Structured systems have binding energies larger than the ambient thermal energy. Placed in a sufficiently hot environment, they decompose: e.g., crystals melt, molecules disassociate. At temperatures near or exceeding atomic ionization energies, atoms similarly decompose into negatively charged electrons and positively charged ions. These charged particles are by no means free: in fact, they are strongly affected by each others' electromagnetic fields. Nevertheless, because the charges are no longer bound, their assemblage becomes capable of collective motions of great vigor and complexity. Such an assemblage is termed a plasma.

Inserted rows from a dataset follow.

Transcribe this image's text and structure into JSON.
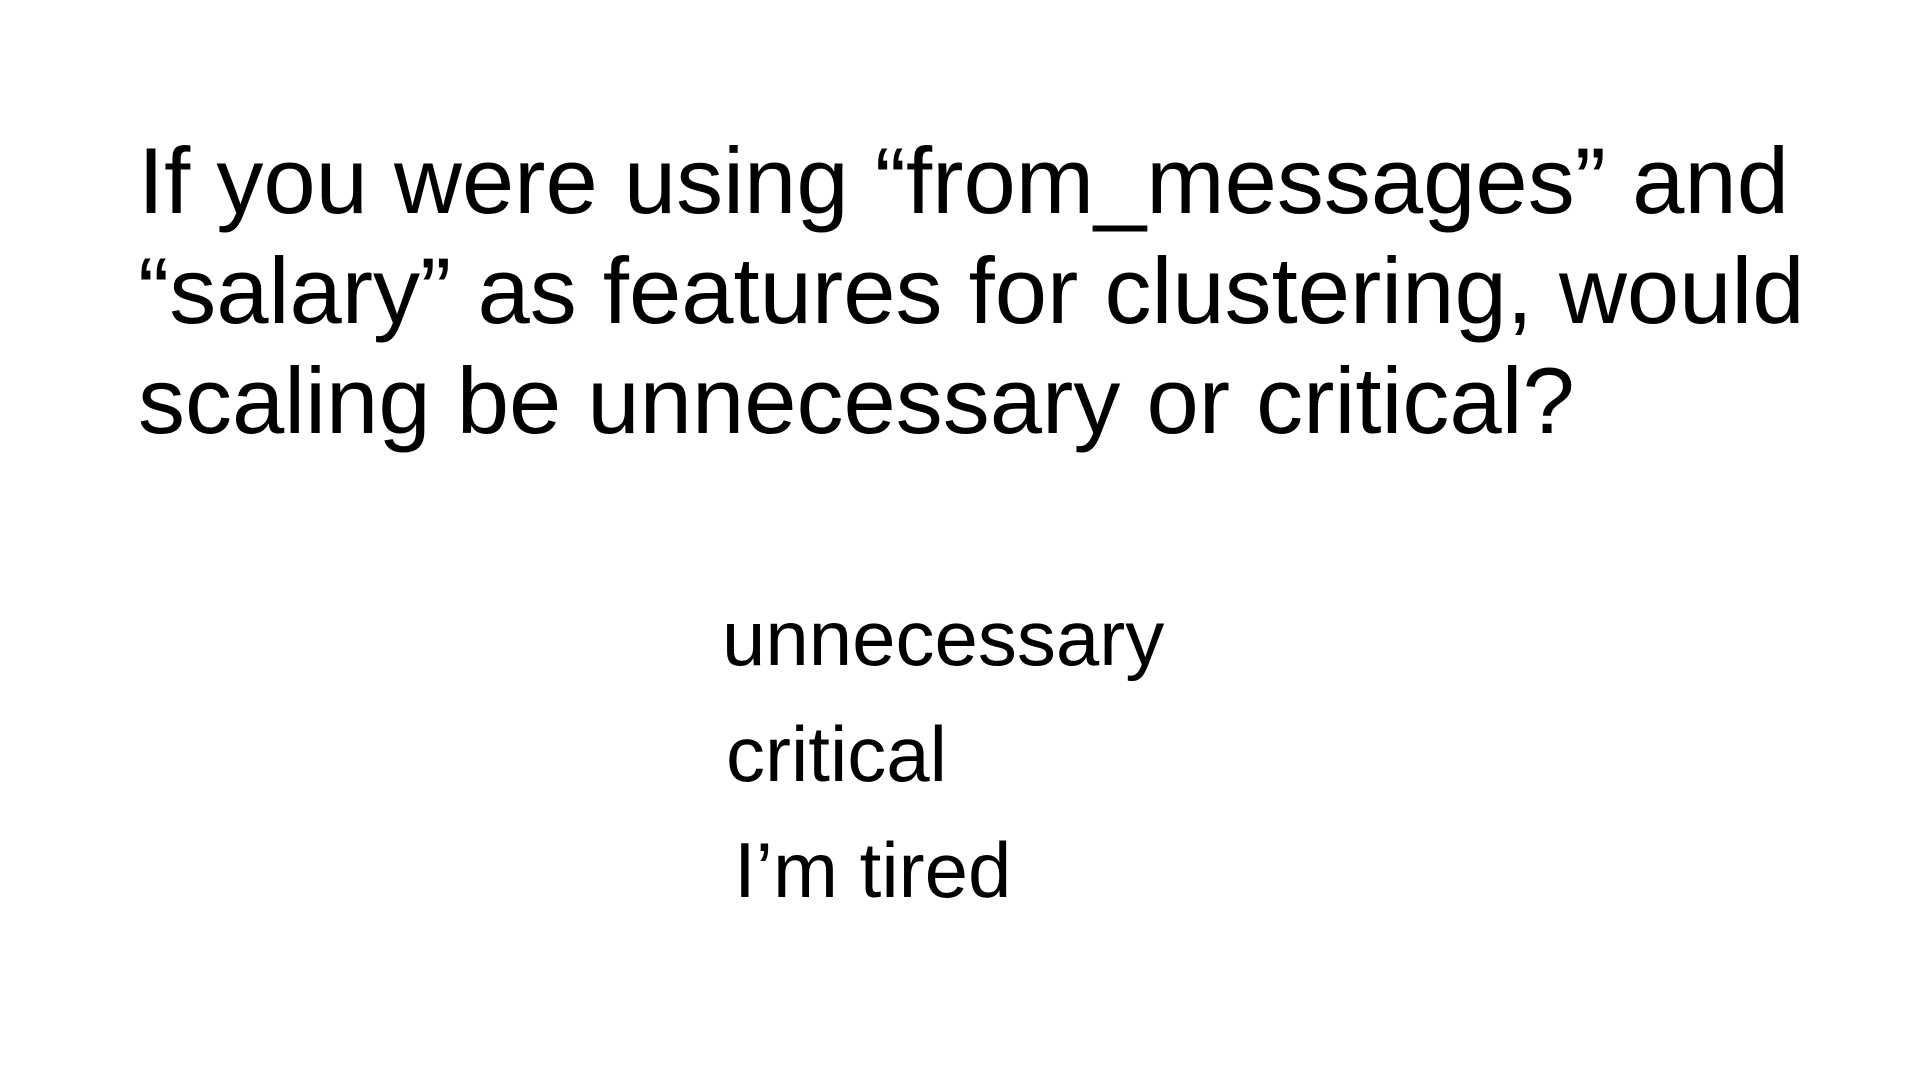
{
  "slide": {
    "question_lines": [
      "If you were using “from_messages” and",
      "“salary” as features for clustering, would",
      "scaling be unnecessary or critical?"
    ],
    "options": [
      "unnecessary",
      "critical",
      "I’m tired"
    ],
    "colors": {
      "background": "#ffffff",
      "text": "#000000"
    }
  }
}
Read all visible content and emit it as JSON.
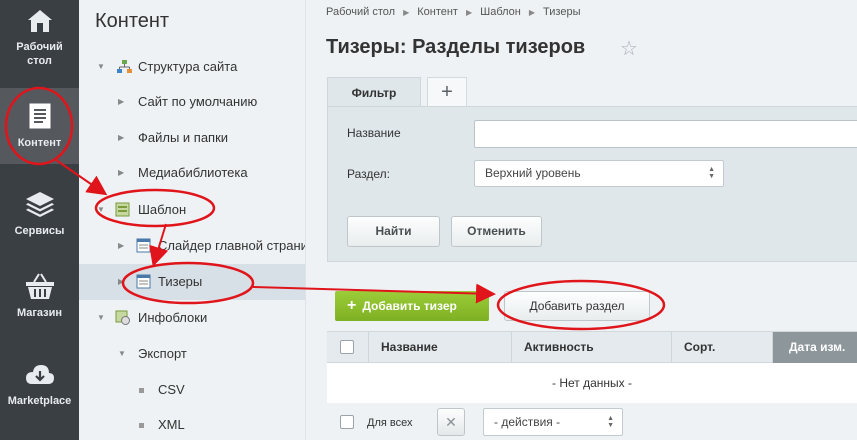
{
  "sidebar": {
    "items": [
      {
        "label_line1": "Рабочий",
        "label_line2": "стол",
        "icon": "house-icon"
      },
      {
        "label": "Контент",
        "icon": "document-icon"
      },
      {
        "label": "Сервисы",
        "icon": "layers-icon"
      },
      {
        "label": "Магазин",
        "icon": "basket-icon"
      },
      {
        "label": "Marketplace",
        "icon": "cloud-download-icon"
      }
    ]
  },
  "menu": {
    "title": "Контент",
    "items": [
      {
        "label": "Структура сайта",
        "icon": "site-structure-icon"
      },
      {
        "label": "Сайт по умолчанию"
      },
      {
        "label": "Файлы и папки"
      },
      {
        "label": "Медиабиблиотека"
      },
      {
        "label": "Шаблон",
        "icon": "template-icon"
      },
      {
        "label": "Слайдер главной страни",
        "icon": "list-icon"
      },
      {
        "label": "Тизеры",
        "icon": "list-icon"
      },
      {
        "label": "Инфоблоки",
        "icon": "infoblock-icon"
      },
      {
        "label": "Экспорт"
      },
      {
        "label": "CSV"
      },
      {
        "label": "XML"
      }
    ]
  },
  "breadcrumbs": [
    "Рабочий стол",
    "Контент",
    "Шаблон",
    "Тизеры"
  ],
  "page": {
    "title": "Тизеры: Разделы тизеров"
  },
  "filter": {
    "tab_label": "Фильтр",
    "add_tab": "+",
    "name_label": "Название",
    "name_value": "",
    "section_label": "Раздел:",
    "section_value": "Верхний уровень",
    "find_button": "Найти",
    "cancel_button": "Отменить"
  },
  "toolbar": {
    "add_teaser": "Добавить тизер",
    "add_section": "Добавить раздел"
  },
  "table": {
    "columns": [
      "Название",
      "Активность",
      "Сорт.",
      "Дата изм."
    ],
    "empty_text": "- Нет данных -",
    "footer_label": "Для всех",
    "actions_value": "- действия -"
  },
  "colors": {
    "sidebar_bg": "#3a3f44",
    "accent_green": "#8cc031",
    "annotation_red": "#e0151b"
  }
}
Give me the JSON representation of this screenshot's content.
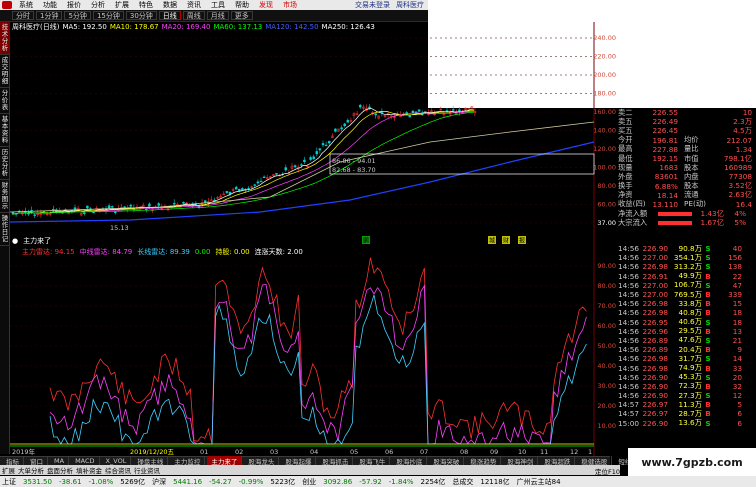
{
  "menu": {
    "items": [
      "系统",
      "功能",
      "报价",
      "分析",
      "扩展",
      "特色",
      "数据",
      "资讯",
      "工具",
      "帮助",
      "发现",
      "市场"
    ],
    "hot_items": [
      "发现",
      "市场"
    ],
    "right": [
      "交易未登录",
      "周科医疗"
    ]
  },
  "toolbar": {
    "periods": [
      "分时",
      "1分钟",
      "5分钟",
      "15分钟",
      "30分钟",
      "日线",
      "周线",
      "月线",
      "更多"
    ],
    "active": "日线"
  },
  "left_tabs": [
    "技术分析",
    "成交明细",
    "分价表",
    "基本资料",
    "历史分析",
    "财务图示",
    "操作日记"
  ],
  "price_legend": {
    "name": "周科医疗(日线)",
    "ma5": "MA5: 192.50",
    "ma10": "MA10: 178.67",
    "ma20": "MA20: 169.40",
    "ma60": "MA60: 137.13",
    "ma120": "MA120: 142.50",
    "ma250": "MA250: 126.43"
  },
  "price_axis": [
    "240.00",
    "220.00",
    "200.00",
    "180.00",
    "160.00",
    "140.00",
    "120.00",
    "100.00",
    "80.00",
    "60.00",
    "37.00"
  ],
  "annotations": [
    "86.86 - 94.01",
    "82.68 - 83.70",
    "15.13"
  ],
  "indicator_legend": {
    "title": "主力来了",
    "items": [
      {
        "label": "主力雷达:",
        "value": "94.15",
        "color": "#ff3030"
      },
      {
        "label": "中线雷达:",
        "value": "84.79",
        "color": "#ff40ff"
      },
      {
        "label": "长线雷达:",
        "value": "89.39",
        "color": "#40d0ff"
      },
      {
        "label": "0.00",
        "value": "",
        "color": "#00ff00"
      },
      {
        "label": "持股:",
        "value": "0.00",
        "color": "#ffff00"
      },
      {
        "label": "连涨天数:",
        "value": "2.00",
        "color": "#ffffff"
      }
    ],
    "markers": [
      "鹏",
      "城",
      "财",
      "报"
    ]
  },
  "indicator_axis": [
    "90.00",
    "80.00",
    "70.00",
    "60.00",
    "50.00",
    "40.00",
    "30.00",
    "20.00",
    "10.00"
  ],
  "date_labels": [
    "2019年",
    "2019/12/20五",
    "01",
    "02",
    "03",
    "04",
    "05",
    "06",
    "07",
    "08",
    "09",
    "10",
    "11",
    "12",
    "1"
  ],
  "quote": {
    "rows": [
      {
        "k": "卖二",
        "v1": "226.55",
        "v2": "10"
      },
      {
        "k": "卖五",
        "v1": "226.49",
        "v2": "2.3万"
      },
      {
        "k": "买五",
        "v1": "226.45",
        "v2": "4.5万"
      },
      {
        "k": "今开",
        "v1": "196.81",
        "k2": "均价",
        "v2": "212.07"
      },
      {
        "k": "最高",
        "v1": "227.88",
        "k2": "量比",
        "v2": "1.34"
      },
      {
        "k": "最低",
        "v1": "192.15",
        "k2": "市值",
        "v2": "798.1亿"
      },
      {
        "k": "现量",
        "v1": "1683",
        "k2": "股本",
        "v2": "160989"
      },
      {
        "k": "外盘",
        "v1": "83601",
        "k2": "内盘",
        "v2": "77308"
      },
      {
        "k": "换手",
        "v1": "6.88%",
        "k2": "股本",
        "v2": "3.52亿"
      },
      {
        "k": "净资",
        "v1": "18.14",
        "k2": "流通",
        "v2": "2.63亿"
      },
      {
        "k": "收益(四)",
        "v1": "13.110",
        "k2": "PE(动)",
        "v2": "16.4"
      }
    ],
    "flow": [
      {
        "k": "净流入额",
        "v": "1.43亿",
        "pct": "4%"
      },
      {
        "k": "大宗流入",
        "v": "1.67亿",
        "pct": "5%"
      }
    ]
  },
  "trades": [
    {
      "t": "14:56",
      "p": "226.90",
      "v": "90.8万",
      "d": "S",
      "n": "40"
    },
    {
      "t": "14:56",
      "p": "227.00",
      "v": "354.1万",
      "d": "S",
      "n": "156"
    },
    {
      "t": "14:56",
      "p": "226.98",
      "v": "313.2万",
      "d": "S",
      "n": "138"
    },
    {
      "t": "14:56",
      "p": "226.91",
      "v": "49.9万",
      "d": "B",
      "n": "22"
    },
    {
      "t": "14:56",
      "p": "227.00",
      "v": "106.7万",
      "d": "S",
      "n": "47"
    },
    {
      "t": "14:56",
      "p": "227.00",
      "v": "769.5万",
      "d": "B",
      "n": "339"
    },
    {
      "t": "14:56",
      "p": "226.98",
      "v": "33.8万",
      "d": "B",
      "n": "15"
    },
    {
      "t": "14:56",
      "p": "226.98",
      "v": "40.8万",
      "d": "B",
      "n": "18"
    },
    {
      "t": "14:56",
      "p": "226.95",
      "v": "40.6万",
      "d": "S",
      "n": "18"
    },
    {
      "t": "14:56",
      "p": "226.96",
      "v": "29.5万",
      "d": "B",
      "n": "13"
    },
    {
      "t": "14:56",
      "p": "226.89",
      "v": "47.6万",
      "d": "S",
      "n": "21"
    },
    {
      "t": "14:56",
      "p": "226.89",
      "v": "20.4万",
      "d": "B",
      "n": "9"
    },
    {
      "t": "14:56",
      "p": "226.98",
      "v": "31.7万",
      "d": "S",
      "n": "14"
    },
    {
      "t": "14:56",
      "p": "226.98",
      "v": "74.9万",
      "d": "B",
      "n": "33"
    },
    {
      "t": "14:56",
      "p": "226.90",
      "v": "45.3万",
      "d": "S",
      "n": "20"
    },
    {
      "t": "14:56",
      "p": "226.90",
      "v": "72.3万",
      "d": "B",
      "n": "32"
    },
    {
      "t": "14:56",
      "p": "226.90",
      "v": "27.3万",
      "d": "S",
      "n": "12"
    },
    {
      "t": "14:57",
      "p": "226.97",
      "v": "11.3万",
      "d": "B",
      "n": "5"
    },
    {
      "t": "14:57",
      "p": "226.97",
      "v": "28.7万",
      "d": "B",
      "n": "6"
    },
    {
      "t": "15:00",
      "p": "226.90",
      "v": "13.6万",
      "d": "S",
      "n": "6"
    }
  ],
  "tabbar_bottom": [
    "指标",
    "窗口",
    "MA",
    "MACD",
    "X_VOL",
    "操盘主线",
    "主力监控",
    "主力来了",
    "股海龙头",
    "股海起爆",
    "股海抓击",
    "股海飞牛",
    "股海抄底",
    "股海突破",
    "稳涨趋势",
    "股海神剑",
    "股海超跌",
    "稳健选股",
    "短线主图",
    "黑马"
  ],
  "tabbar_top": [
    "扩展",
    "大单分析",
    "盘面分析",
    "填补资金",
    "综合资讯",
    "行业资讯"
  ],
  "active_tab": "主力来了",
  "status": {
    "items": [
      {
        "label": "上证",
        "value": "3531.50",
        "chg": "-38.61",
        "pct": "-1.08%",
        "amt": "5269亿",
        "dir": "dn"
      },
      {
        "label": "沪深",
        "value": "5441.16",
        "chg": "-54.27",
        "pct": "-0.99%",
        "amt": "5223亿",
        "dir": "dn"
      },
      {
        "label": "创业",
        "value": "3092.86",
        "chg": "-57.92",
        "pct": "-1.84%",
        "amt": "2254亿",
        "dir": "dn"
      }
    ],
    "extra": "总成交",
    "extra_value": "12118亿",
    "site": "广州云主站84"
  },
  "footer_note": "定位F10 供参考",
  "watermark": "www.7gpzb.com",
  "colors": {
    "up": "#ff3030",
    "down": "#00c000",
    "ma5": "#ffffff",
    "ma10": "#ffff00",
    "ma20": "#ff40ff",
    "ma60": "#00ff00",
    "ma120": "#4060ff",
    "ma250": "#ffffff"
  }
}
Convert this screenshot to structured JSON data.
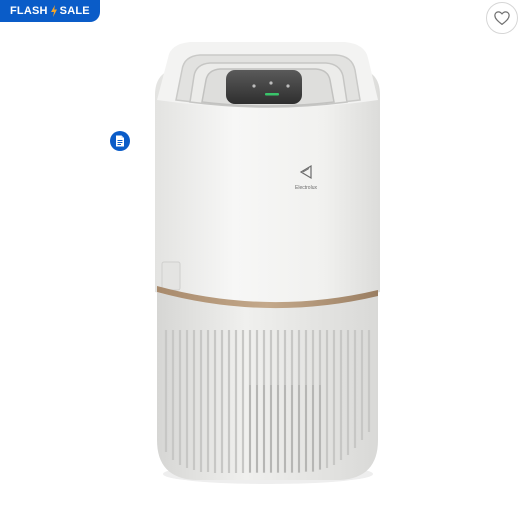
{
  "badge": {
    "text_left": "FLASH",
    "text_right": "SALE",
    "icon": "lightning-bolt-icon",
    "color": "#0a5cc8"
  },
  "favorite": {
    "icon": "heart-outline-icon"
  },
  "document": {
    "icon": "document-icon"
  },
  "product": {
    "brand_label": "Electrolux",
    "accent_band_color": "#b59a7c",
    "body_color": "#f1f1ef"
  }
}
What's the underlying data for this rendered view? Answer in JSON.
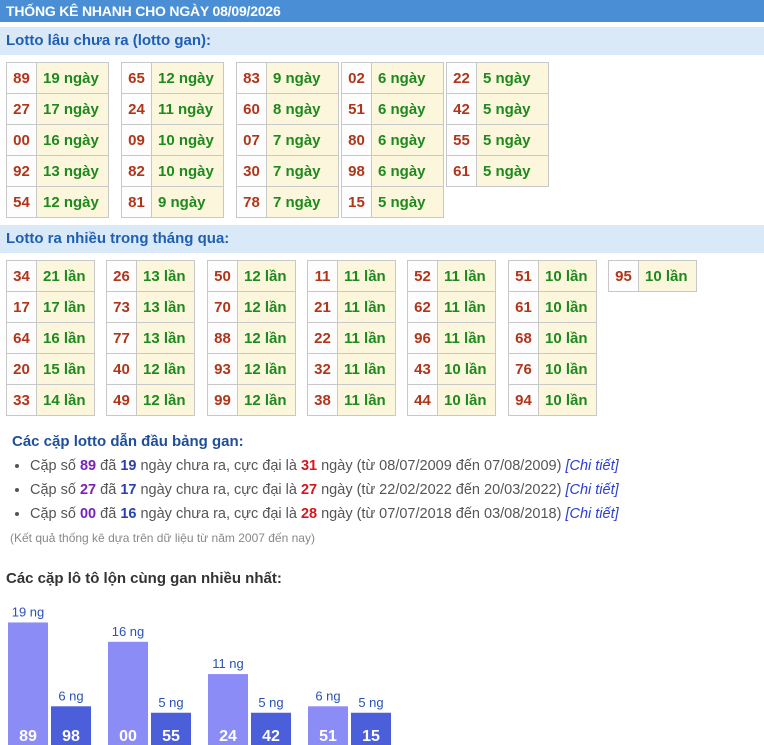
{
  "header": {
    "title": "THỐNG KÊ NHANH CHO NGÀY 08/09/2026"
  },
  "gan_section": {
    "title": "Lotto lâu chưa ra (lotto gan):",
    "groups": [
      [
        [
          "89",
          "19 ngày"
        ],
        [
          "27",
          "17 ngày"
        ],
        [
          "00",
          "16 ngày"
        ],
        [
          "92",
          "13 ngày"
        ],
        [
          "54",
          "12 ngày"
        ]
      ],
      [
        [
          "65",
          "12 ngày"
        ],
        [
          "24",
          "11 ngày"
        ],
        [
          "09",
          "10 ngày"
        ],
        [
          "82",
          "10 ngày"
        ],
        [
          "81",
          "9 ngày"
        ]
      ],
      [
        [
          "83",
          "9 ngày"
        ],
        [
          "60",
          "8 ngày"
        ],
        [
          "07",
          "7 ngày"
        ],
        [
          "30",
          "7 ngày"
        ],
        [
          "78",
          "7 ngày"
        ]
      ],
      [
        [
          "02",
          "6 ngày"
        ],
        [
          "51",
          "6 ngày"
        ],
        [
          "80",
          "6 ngày"
        ],
        [
          "98",
          "6 ngày"
        ],
        [
          "15",
          "5 ngày"
        ]
      ],
      [
        [
          "22",
          "5 ngày"
        ],
        [
          "42",
          "5 ngày"
        ],
        [
          "55",
          "5 ngày"
        ],
        [
          "61",
          "5 ngày"
        ]
      ]
    ]
  },
  "nhieu_section": {
    "title": "Lotto ra nhiều trong tháng qua:",
    "groups": [
      [
        [
          "34",
          "21 lần"
        ],
        [
          "17",
          "17 lần"
        ],
        [
          "64",
          "16 lần"
        ],
        [
          "20",
          "15 lần"
        ],
        [
          "33",
          "14 lần"
        ]
      ],
      [
        [
          "26",
          "13 lần"
        ],
        [
          "73",
          "13 lần"
        ],
        [
          "77",
          "13 lần"
        ],
        [
          "40",
          "12 lần"
        ],
        [
          "49",
          "12 lần"
        ]
      ],
      [
        [
          "50",
          "12 lần"
        ],
        [
          "70",
          "12 lần"
        ],
        [
          "88",
          "12 lần"
        ],
        [
          "93",
          "12 lần"
        ],
        [
          "99",
          "12 lần"
        ]
      ],
      [
        [
          "11",
          "11 lần"
        ],
        [
          "21",
          "11 lần"
        ],
        [
          "22",
          "11 lần"
        ],
        [
          "32",
          "11 lần"
        ],
        [
          "38",
          "11 lần"
        ]
      ],
      [
        [
          "52",
          "11 lần"
        ],
        [
          "62",
          "11 lần"
        ],
        [
          "96",
          "11 lần"
        ],
        [
          "43",
          "10 lần"
        ],
        [
          "44",
          "10 lần"
        ]
      ],
      [
        [
          "51",
          "10 lần"
        ],
        [
          "61",
          "10 lần"
        ],
        [
          "68",
          "10 lần"
        ],
        [
          "76",
          "10 lần"
        ],
        [
          "94",
          "10 lần"
        ]
      ],
      [
        [
          "95",
          "10 lần"
        ]
      ]
    ]
  },
  "lead": {
    "title": "Các cặp lotto dẫn đầu bảng gan:",
    "items": [
      {
        "p1": "Cặp số ",
        "num": "89",
        "p2": " đã ",
        "days": "19",
        "p3": " ngày chưa ra, cực đại là ",
        "max": "31",
        "p4": " ngày (từ 08/07/2009 đến 07/08/2009) ",
        "link": "[Chi tiết]"
      },
      {
        "p1": "Cặp số ",
        "num": "27",
        "p2": " đã ",
        "days": "17",
        "p3": " ngày chưa ra, cực đại là ",
        "max": "27",
        "p4": " ngày (từ 22/02/2022 đến 20/03/2022) ",
        "link": "[Chi tiết]"
      },
      {
        "p1": "Cặp số ",
        "num": "00",
        "p2": " đã ",
        "days": "16",
        "p3": " ngày chưa ra, cực đại là ",
        "max": "28",
        "p4": " ngày (từ 07/07/2018 đến 03/08/2018) ",
        "link": "[Chi tiết]"
      }
    ],
    "note": "(Kết quả thống kê dựa trên dữ liệu từ năm 2007 đến nay)"
  },
  "chart_section": {
    "title": "Các cặp lô tô lộn cùng gan nhiều nhất:"
  },
  "chart_data": {
    "type": "bar",
    "categories": [
      "89",
      "98",
      "00",
      "55",
      "24",
      "42",
      "51",
      "15"
    ],
    "values": [
      19,
      6,
      16,
      5,
      11,
      5,
      6,
      5
    ],
    "value_labels": [
      "19 ng",
      "6 ng",
      "16 ng",
      "5 ng",
      "11 ng",
      "5 ng",
      "6 ng",
      "5 ng"
    ],
    "colors": {
      "first": "#8c8cf7",
      "second": "#4a5fd9",
      "label": "#2a52b8"
    }
  }
}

Of course, bound systems can display extreme complexity of structure: e.g., a protein molecule. Complexity in a plasma is somewhat different, being expressed temporally as much as spatially. It is predominately characterized by the excitation of an enormous variety of collective dynamical modes.
Since thermal decomposition breaks interatomic bonds before ionizing, most terrestrial plasmas begin as gases. In fact, a plasma is sometimes defined as a gas that is sufficiently ionized to exhibit plasma-like behaviour. Note that plasma-like behaviour ensues after a remarkably small fraction of the gas has undergone ionization. Thus, fractionally ionized gases exhibit most of the exotic phenomena characteristic of fully ionized gases.
Plasmas resulting from ionization of neutral gases generally contain equal numbers of positive and negative charge carriers. In this situation, the oppositely charged fluids are strongly coupled, and tend to electrically neutralize one another on macroscopic length-scales. Such plasmas are termed quasi-neutral (``quasi'' because the small deviations from exact neutrality have important dynamical consequences for certain types of plasma mode). Strongly non-neutral plasmas, which may even contain charges of only one sign, occur primarily in laboratory experiments: their equilibrium depends on the existence of intense magnetic fields, about which the charged fluid rotates.
It is sometimes remarked that 95% (or 99%, depending on whom you are trying to impress) of the baryonic content of the Universe consists of plasma. This statement has the double merit of being extremely flattering to Plasma Physics, and quite impossible to disprove (or verify). Nevertheless, it is worth pointing out the prevalence of the plasma state. In earlier epochs of the Universe, everything was plasma. In the present epoch, stars, nebulae, and even interstellar space, are filled with plasma. The Solar System is also permeated with plasma, in the form of the solar wind, and the Earth is completely surrounded by plasma trapped within its magnetic field.
Terrestrial plasmas are also not hard to find. They occur in lightning, fluorescent lamps, a variety of laboratory experiments, and a growing array of industrial processes. In fact, the glow discharge has recently become the mainstay of the micro-circuit fabrication industry. Liquid and even solid-state systems can occasionally display the collective electromagnetic effects that characterize plasma: e.g., liquid mercury exhibits many dynamical modes, such as Alfvén waves, which occur in conventional plasmas.